Да, это промелькнуло в мыслях А. или, вернее, мимо его глаз, оцепенев в пространстве и растворяясь в пространстве, ускользая, как само время, – где же он стоял? И словно время могло ему дать объяснение, он взглянул на часы на руке, они показывали 17.11. Потом, конечно, он снова должен был выполнять выпавшие ему на долю обязанности, так как в качестве жильца ему полагалась более или менее роль сына дома: он переходил от группы к группе, устанавливая между ними связь, приносил чайные чашки и предлагал булочки, заботился о стульях – их было недостаточно, – чтобы дамы, неподвижные, как цветы, могли на них сидеть, и, пока он был занят всем этим, он слышал обрывки разговоров, похожие на жужжание и гудение насекомых.
– Без манер – не кавалер, – сказала одна из пожилых дам, которые сидели рядом с баронессой на полукруглой скамье под плющом, освещенным солнцем. – И берлинский двор, сейчас это уже можно высказать, не годился для салонов…
– …что это за человек там? – спросил один из штатских и потихоньку указал на молодого полковника рейхсвера. – Почтальон?
В ответ раздался смех:
– Радоваться надо, что еще есть офицеры и один из них – среди нас, а то ведь как подумаешь…
– …нам нужен кто-нибудь, кто взял бы на себя весь государственный хлам, так, чтобы мы…
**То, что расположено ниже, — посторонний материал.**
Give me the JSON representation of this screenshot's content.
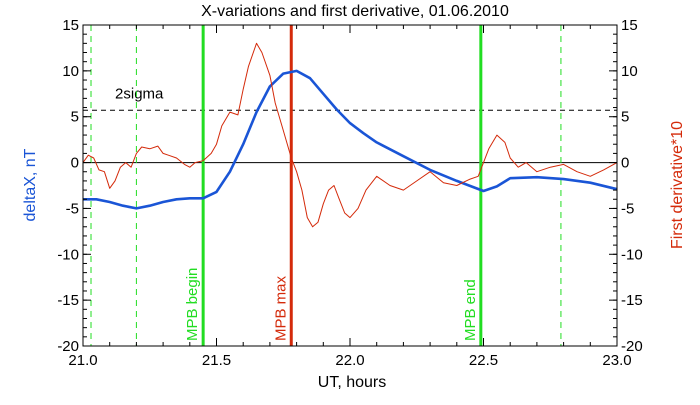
{
  "chart_data": {
    "type": "line",
    "title": "X-variations and first derivative, 01.06.2010",
    "xlabel": "UT, hours",
    "ylabel_left": "deltaX, nT",
    "ylabel_right": "First derivative*10",
    "xlim": [
      21.0,
      23.0
    ],
    "ylim": [
      -20,
      15
    ],
    "ylim_right": [
      -20,
      15
    ],
    "x_ticks": [
      21.0,
      21.5,
      22.0,
      22.5,
      23.0
    ],
    "x_tick_labels": [
      "21.0",
      "21.5",
      "22.0",
      "22.5",
      "23.0"
    ],
    "y_ticks": [
      -20,
      -15,
      -10,
      -5,
      0,
      5,
      10,
      15
    ],
    "y_tick_labels": [
      "-20",
      "-15",
      "-10",
      "-5",
      "0",
      "5",
      "10",
      "15"
    ],
    "grid": false,
    "colors": {
      "deltaX": "#1a55d6",
      "derivative": "#d42a0a",
      "mpb_edge": "#22dd22",
      "mpb_max": "#d42a0a",
      "reference": "#000000"
    },
    "series": [
      {
        "key": "deltaX",
        "axis": "left",
        "x": [
          21.0,
          21.05,
          21.1,
          21.15,
          21.2,
          21.25,
          21.3,
          21.35,
          21.4,
          21.45,
          21.5,
          21.55,
          21.6,
          21.65,
          21.7,
          21.75,
          21.8,
          21.85,
          21.9,
          21.95,
          22.0,
          22.05,
          22.1,
          22.2,
          22.3,
          22.4,
          22.5,
          22.55,
          22.6,
          22.7,
          22.8,
          22.9,
          23.0
        ],
        "values": [
          -4.0,
          -4.0,
          -4.3,
          -4.7,
          -5.0,
          -4.7,
          -4.3,
          -4.0,
          -3.9,
          -3.9,
          -3.2,
          -1.0,
          2.0,
          5.5,
          8.3,
          9.7,
          10.0,
          9.2,
          7.5,
          5.8,
          4.3,
          3.2,
          2.2,
          0.7,
          -0.8,
          -2.0,
          -3.1,
          -2.6,
          -1.7,
          -1.6,
          -1.8,
          -2.2,
          -2.9
        ]
      },
      {
        "key": "derivative",
        "axis": "right",
        "x": [
          21.0,
          21.02,
          21.04,
          21.06,
          21.08,
          21.1,
          21.12,
          21.14,
          21.16,
          21.18,
          21.2,
          21.22,
          21.25,
          21.28,
          21.3,
          21.32,
          21.35,
          21.38,
          21.4,
          21.42,
          21.45,
          21.48,
          21.5,
          21.52,
          21.55,
          21.58,
          21.6,
          21.62,
          21.65,
          21.67,
          21.7,
          21.72,
          21.75,
          21.78,
          21.8,
          21.82,
          21.84,
          21.86,
          21.88,
          21.9,
          21.92,
          21.94,
          21.96,
          21.98,
          22.0,
          22.03,
          22.06,
          22.1,
          22.15,
          22.2,
          22.25,
          22.3,
          22.35,
          22.4,
          22.45,
          22.48,
          22.5,
          22.52,
          22.55,
          22.58,
          22.6,
          22.63,
          22.66,
          22.7,
          22.75,
          22.8,
          22.85,
          22.9,
          22.95,
          23.0
        ],
        "values": [
          0.0,
          0.8,
          0.5,
          -0.8,
          -1.0,
          -2.8,
          -2.0,
          -0.5,
          0.0,
          -0.5,
          1.0,
          1.7,
          1.5,
          1.8,
          1.0,
          0.8,
          0.5,
          -0.2,
          -0.5,
          0.0,
          0.2,
          1.0,
          2.0,
          4.0,
          5.5,
          5.2,
          8.0,
          10.5,
          13.0,
          12.0,
          9.5,
          6.5,
          3.5,
          0.5,
          -1.0,
          -3.0,
          -6.0,
          -7.0,
          -6.5,
          -4.5,
          -3.0,
          -2.5,
          -4.0,
          -5.5,
          -6.0,
          -5.0,
          -3.0,
          -1.5,
          -2.5,
          -3.0,
          -2.0,
          -1.0,
          -2.2,
          -2.5,
          -1.8,
          -1.5,
          0.0,
          1.5,
          3.0,
          2.2,
          0.5,
          -0.5,
          0.0,
          -1.0,
          -0.5,
          -0.2,
          -1.0,
          -1.5,
          -0.8,
          0.0
        ]
      }
    ],
    "reference_lines": [
      {
        "y": 0,
        "style": "solid",
        "label": ""
      },
      {
        "y": 5.7,
        "style": "dashed",
        "label": "2sigma",
        "label_x": 21.12,
        "label_y": 7.0
      }
    ],
    "vertical_lines": [
      {
        "x": 21.03,
        "style": "dashed",
        "role": "edge-minor",
        "label": ""
      },
      {
        "x": 21.2,
        "style": "dashed",
        "role": "edge-minor",
        "label": ""
      },
      {
        "x": 21.45,
        "style": "solid",
        "role": "edge",
        "label": "MPB begin"
      },
      {
        "x": 21.78,
        "style": "solid",
        "role": "max",
        "label": "MPB max"
      },
      {
        "x": 22.49,
        "style": "solid",
        "role": "edge",
        "label": "MPB end"
      },
      {
        "x": 22.79,
        "style": "dashed",
        "role": "edge-minor",
        "label": ""
      }
    ]
  }
}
– …конечно, зарабатывают даже много, особенно если перейти сразу на реальные ценности, но я вам скажу, мне от этого делается страшно…
– …нас упрекают в пристрастии к агрессии, сказал молодой полковник рейхсвера, – упрекают потому, что императорский генеральный штаб правильно распознал, что при всеобщих приготовлениях к войне в Европе мы, самые пострадавшие, только в том случае сохраним шанс выжить, если обеспечим себе преимущество молниеносного нападения – страшный риск, который мы все же каждый раз должны на себя брать…
– …и где в этом мире человек найдет покой и безопасность…
– …влюбился в нее, когда был в Висбадене с английскими оккупационными войсками, и она живет теперь в Бирмингеме.
Хильдегард одобрительно кивнула рассказчице и посмотрела на ее первоклассные шелковые чулки, видневшиеся из-под короткой юбки.
– Конечно, бывает, и в браке, как в лотерее, вытягивают главный выигрыш, но…
– …во времена старого герцога, нет, не последнего, нет, нет, старого, вот когда страна была счастливой и довольной и не было таких, кто не имел бы скромных доходов…
– …Пола Негри[23]23
Негри, Пола (1897–1987) – звезда немого кино 20-х годов, популярная актриса в звуковом кино 30-х годов.
[Закрыть]…
– …я больше не могу ни слушать, ни читать всю эту политическую болтовню; ничего не выудишь…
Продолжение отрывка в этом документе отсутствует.